Abstract of Meeting Paper

Society for Risk Analysis 1997 Annual Meeting

Bayesian Interpretation of Animal Bioassay Results. K. P. Brand, J. K. Hammitt, and J. S. Evans, Dept. of Environmental Health and Harvard Center for Risk Analysis, Harvard School of Public Health, Boston, MA, 02115

Weight of evidence summaries of animal bioassays results (both cancer and non-cancer) are generally undermined by large uncertainties. Reasonable interpretations of the evidence can be disparate despite sharing (roughly) equal consistency with the evidence. In such cases the inadequacy of just one of these interpretations (i.e., point-estimates) is obvious and has spurred the use/development of uncertainty analysis techniques. Bayesian methods provide some important advantages over traditional uncertainty analysis techniques (e.g., Monte-Carlo simulation) including: a convenient basis for integrating newly gathered evidence into the overall assessment; facilitates the assessment of value-of-information indices; and can identify the limited/constrained resolving power of typical bioassays. We focus on the latter advantage.
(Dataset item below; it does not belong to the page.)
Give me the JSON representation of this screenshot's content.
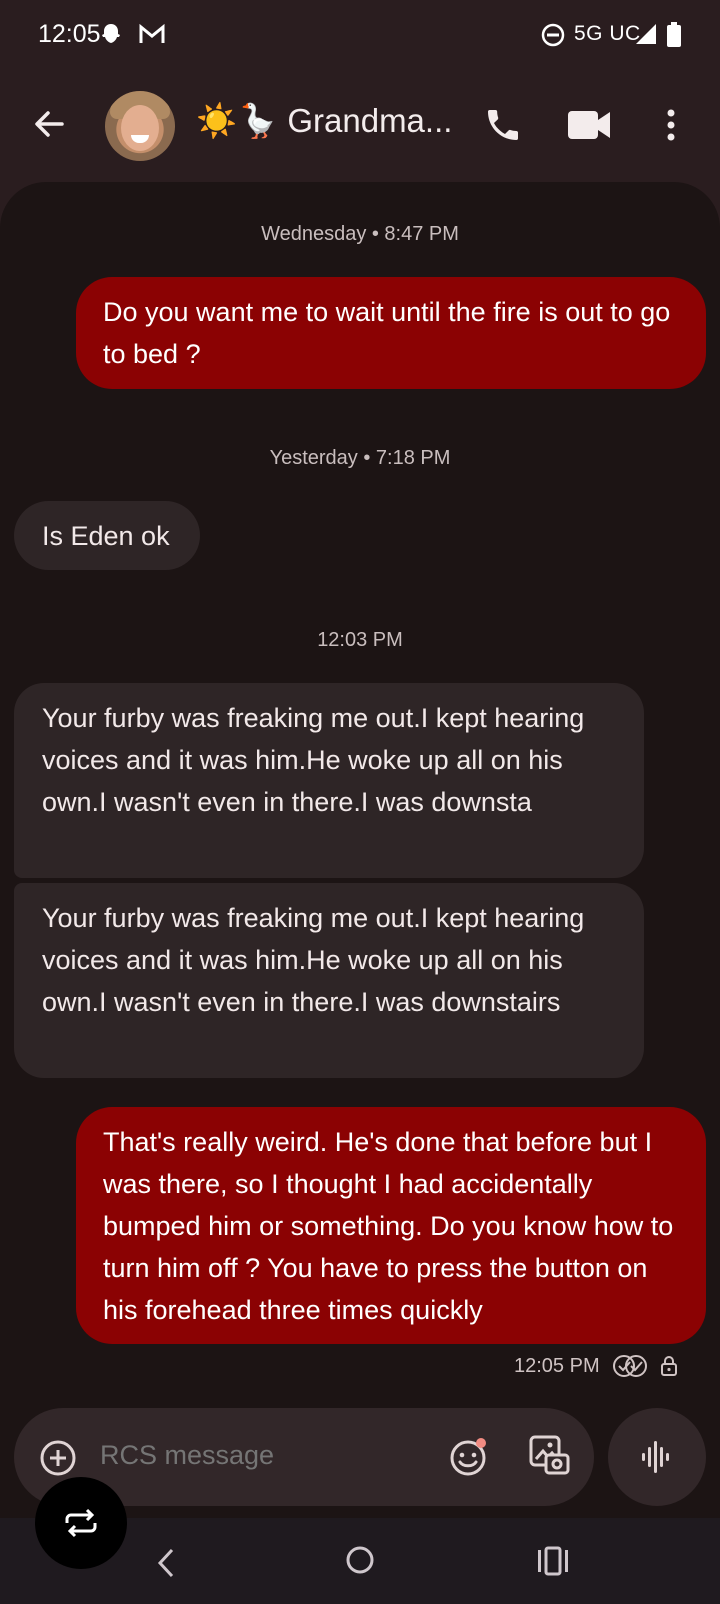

Inattention to the precision and potential bias inherent in a data-generating process (DGP) can lead to miss-interpretations of bioassay results. We give examples of such miss-interpretations and demonstrate how the application of Bayesian methods would have led to more appropriate interpretations. Finally the limited resolving-power of bioassay DGP’s are considered in a decision-analytic context wherein other factors affect the value of bioassay data (e.g., relevance, promise, and a priori uncertainty).

Work supported by EPA Cooperative Agreement 822917-01-0.